Estas críticas caen en el error que denuncian. Unos dicen, por ejemplo, que la Iglesia es “homófoba” (condena los actos homosexuales) o “adulterófoba” o “drogófoba”, y que quiere imponer una moral a toda la sociedad. De este modo, continúan estos críticos, la Iglesia dividiría el mundo entre buenos y malos...

Quienes afirman lo anterior también dividen el mundo entre buenos y malos, aunque quizá no son conscientes de ellos: buenos son todos los que no condenan ciertos actos como pecaminosos, malos todos los que dicen que algunos actos son pecado. En otras palabras, reelaboran la idea de pecado en una nueva perspectiva, y establecen nuevas condenas y nuevas “fobias” para superar las que, según ellos, existen.

Sin embargo, la Iglesia distingue claramente entre lo que es un pecado y la persona del pecador.
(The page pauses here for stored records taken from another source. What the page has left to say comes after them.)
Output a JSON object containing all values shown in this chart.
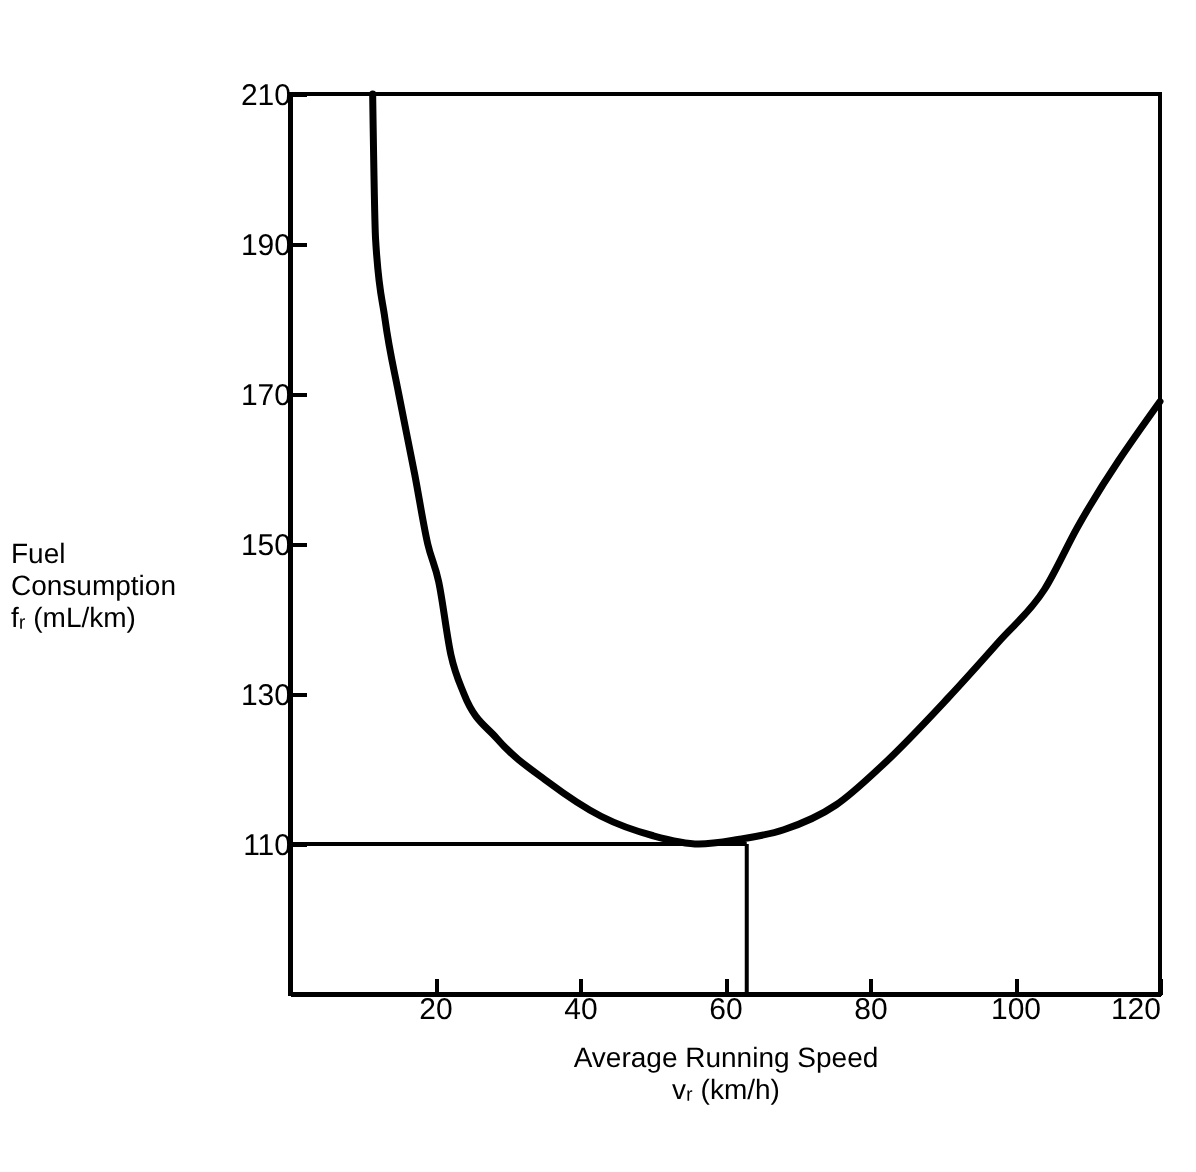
{
  "chart_data": {
    "type": "line",
    "xlabel": "Average Running Speed vᵣ (km/h)",
    "ylabel": "Fuel Consumption fᵣ (mL/km)",
    "x": [
      11.4,
      11.8,
      13.1,
      15,
      17.2,
      19,
      20.5,
      22.2,
      24,
      28.5,
      35.7,
      42.9,
      50.1,
      56.4,
      61.8,
      68.1,
      75.3,
      81.6,
      90.6,
      97.8,
      104.1,
      108.6,
      120
    ],
    "series": [
      {
        "color": "#000000",
        "values": [
          210,
          190.7,
          180,
          170,
          159.3,
          150,
          145,
          135.2,
          130,
          124.1,
          118.2,
          113.7,
          111.1,
          110,
          110.6,
          111.9,
          115.2,
          120.4,
          129.3,
          137,
          144,
          152.2,
          169
        ]
      }
    ],
    "xlim": [
      0,
      120
    ],
    "xticks": [
      20,
      40,
      60,
      80,
      100,
      120
    ],
    "ylim": [
      90,
      210
    ],
    "yticks": [
      110,
      130,
      150,
      170,
      190,
      210
    ],
    "ref_lines": [
      {
        "axis": "y",
        "value": 110
      },
      {
        "axis": "x",
        "value": 63
      }
    ],
    "grid": false,
    "marker": "none",
    "line_style": "solid"
  }
}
El hombre que comete un acto equivocado merece respeto. Está claro que algunos pecados (robos, asesinatos, violaciones) tienen una dimensión social, por lo que deben ser castigados y perseguidos como delitos por la autoridad. En cambio, en el ámbito de las acciones privadas, el pecador sigue siendo pecador, pero no debe por lo mismo ser perseguido o marginado.

Los que atacan a la Iglesia como “homófoba” quieren marginar, perseguir, denigrar a los católicos, en una actitud de intransigencia e intolerancia propia de planteamientos antidemocráticos casi superados en algunas culturas que son mucho más respetuosas del pluralismo. Podríamos decir que hay una “fobia” u odio contra toda presunta (muchas veces imaginada) “homofobia”.

La Iglesia no puede callar: obedece a Cristo

El cristianismo no puede dejar de anunciar el mensaje de Cristo, como el mismo Jesús de Nazaret no dejó de predicar el amor, la misericordia y la necesidad de vivir según los mandamientos y las bienaventuranzas. Decir que el abuso de menores, la esclavitud, el adulterio, el desenfreno sexual, el robo, la explotación, la usura, son pecados, no significa imponer una visión autoritaria ni denigrar a ningún ser humano.

Todos, incluso los más pecadores, pueden acercarse a Cristo, pueden pedir perdón por sus pecados. La justicia humana, como dijimos, castigará a quien ha provocado un gran desorden social, y no podrá permitir conductas o actitudes que dañen a otros. Pero no debe imponer ninguna religión a nadie, ni prohibir a la Iglesia ni a las demás religiones el que puedan enseñar, libremente, sus doctrinas.

Perseguir, denigrar, destruir textos cristianos que hablan de ciertos pecados es algo que muestra hasta qué nivel de intolerancia han llegado algunos que dicen defender la tolerancia y el respeto de la diversidad.

Sólo en el respeto de las personas, aunque tengan convicciones diversas, puede construirse un mundo realmente justo. La Iglesia seguirá luchando por esto, aunque muchos quieran quitarle la voz, la persigan o la condenan a la extinción.

La verdad no puede ser nunca encadenada (cf. 2Tim 2,9). Ni en nombre de una mal entendida investigación científica, ni en nombre de un criterio de tolerancia vaciado de su verdadero valor. La verdad será el mejor servicio al hombre (también cuando es un embrión pequeño y desamparado) y el mejor homenaje a su dignidad y a sus valores eternos.

Por eso la Iglesia tendrá siempre sus brazos abiertos para amar a todos, también a sus enemigos. Quizá algún día pueda acogerlos en casa y comer, con ellos, bajo la mirada de un Dios que sueña con ese banquete en el que todos nos amemos como hermanos.